Für die Puppenspieler war der Quantum II Hyperantrieb ein wertloser Besitz. Ein Schiff mit diesem Antrieb konnte in eineinviertel Minuten ein ganzes Lichtjahr überbrücken, während ein konventioneller Hyperraumantrieb für die gleiche Distanz drei Tage benötigte. Aber konventionelle Raumschiffe hatten Platz für Fracht.

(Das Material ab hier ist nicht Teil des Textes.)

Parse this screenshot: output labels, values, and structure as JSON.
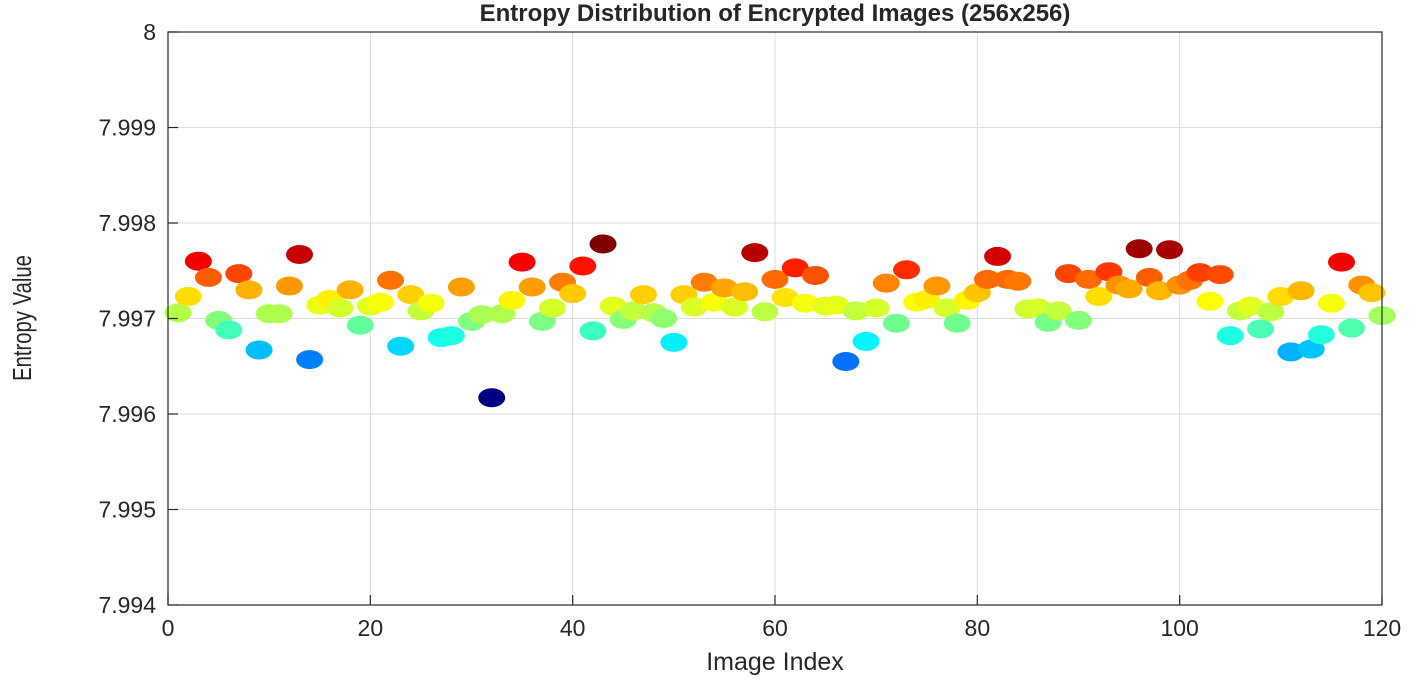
{
  "chart_data": {
    "type": "scatter",
    "title": "Entropy Distribution of Encrypted Images (256x256)",
    "xlabel": "Image Index",
    "ylabel": "Entropy Value",
    "xlim": [
      0,
      120
    ],
    "ylim": [
      7.994,
      8
    ],
    "xticks": [
      0,
      20,
      40,
      60,
      80,
      100,
      120
    ],
    "xtick_labels": [
      "0",
      "20",
      "40",
      "60",
      "80",
      "100",
      "120"
    ],
    "yticks": [
      7.994,
      7.995,
      7.996,
      7.997,
      7.998,
      7.999,
      8
    ],
    "ytick_labels": [
      "7.994",
      "7.995",
      "7.996",
      "7.997",
      "7.998",
      "7.999",
      "8"
    ],
    "grid": true,
    "colormap": "jet",
    "color_scale": [
      7.99617,
      7.99778
    ],
    "x": [
      1,
      2,
      3,
      4,
      5,
      6,
      7,
      8,
      9,
      10,
      11,
      12,
      13,
      14,
      15,
      16,
      17,
      18,
      19,
      20,
      21,
      22,
      23,
      24,
      25,
      26,
      27,
      28,
      29,
      30,
      31,
      32,
      33,
      34,
      35,
      36,
      37,
      38,
      39,
      40,
      41,
      42,
      43,
      44,
      45,
      46,
      47,
      48,
      49,
      50,
      51,
      52,
      53,
      54,
      55,
      56,
      57,
      58,
      59,
      60,
      61,
      62,
      63,
      64,
      65,
      66,
      67,
      68,
      69,
      70,
      71,
      72,
      73,
      74,
      75,
      76,
      77,
      78,
      79,
      80,
      81,
      82,
      83,
      84,
      85,
      86,
      87,
      88,
      89,
      90,
      91,
      92,
      93,
      94,
      95,
      96,
      97,
      98,
      99,
      100,
      101,
      102,
      103,
      104,
      105,
      106,
      107,
      108,
      109,
      110,
      111,
      112,
      113,
      114,
      115,
      116,
      117,
      118,
      119,
      120
    ],
    "y": [
      7.99706,
      7.99723,
      7.9976,
      7.99743,
      7.99698,
      7.99688,
      7.99747,
      7.9973,
      7.99667,
      7.99705,
      7.99705,
      7.99734,
      7.99767,
      7.99657,
      7.99714,
      7.9972,
      7.99711,
      7.9973,
      7.99693,
      7.99713,
      7.99717,
      7.9974,
      7.99671,
      7.99725,
      7.99708,
      7.99716,
      7.9968,
      7.99682,
      7.99733,
      7.99697,
      7.99704,
      7.99617,
      7.99705,
      7.99719,
      7.99759,
      7.99733,
      7.99697,
      7.99711,
      7.99738,
      7.99726,
      7.99755,
      7.99687,
      7.99778,
      7.99713,
      7.99699,
      7.99708,
      7.99725,
      7.99706,
      7.997,
      7.99675,
      7.99725,
      7.99712,
      7.99738,
      7.99717,
      7.99732,
      7.99712,
      7.99728,
      7.99769,
      7.99707,
      7.99741,
      7.99722,
      7.99753,
      7.99716,
      7.99745,
      7.99713,
      7.99714,
      7.99655,
      7.99708,
      7.99676,
      7.99711,
      7.99737,
      7.99695,
      7.99751,
      7.99717,
      7.9972,
      7.99734,
      7.99711,
      7.99695,
      7.99719,
      7.99727,
      7.99741,
      7.99765,
      7.99741,
      7.99739,
      7.9971,
      7.99711,
      7.99696,
      7.99708,
      7.99747,
      7.99698,
      7.99741,
      7.99723,
      7.99749,
      7.99735,
      7.99731,
      7.99773,
      7.99743,
      7.99729,
      7.99772,
      7.99735,
      7.9974,
      7.99748,
      7.99718,
      7.99746,
      7.99682,
      7.99708,
      7.99713,
      7.99689,
      7.99707,
      7.99723,
      7.99665,
      7.99729,
      7.99668,
      7.99683,
      7.99716,
      7.99759,
      7.9969,
      7.99735,
      7.99727,
      7.99703
    ]
  }
}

»Wir haben den Motor in eine General-Products-Zelle Mark Vier eingebaut — den größten Rumpf, den unsere Gesellschaft herstellt. Nachdem unsere Wissenschaftler und Ingenieure mit ihrer Arbeit fertig waren, füllte der Hyperraumschaltkreis fast die gesamte Zelle aus. Unsere Reise wird also unter ziemlich beengten Bedingungen stattfinden.«
»Ein Experimentalschiff!« fauchte der Kzin. »Wie gründlich wurde es erprobt?«
»Das Schiff hat eine Reise zum galaktischen Zentrum und zurück hinter sich.«
Doch das war die einzige Erprobungsfahrt gewesen. Die Puppenspieler konnten das Schiff nicht selbst testen, und sie konnten auch keine anderen Rassen dafür anheuern, weil sie sich mitten in ihrer Völkerwanderung befanden. Das Schiff konnte so gut wie keine Ladung mitnehmen, obgleich es mehr als dreihundert Meter Durchmesser besaß. Außerdem konnte es nicht verzögern, ohne sofort in den Normalraum zurückzufallen.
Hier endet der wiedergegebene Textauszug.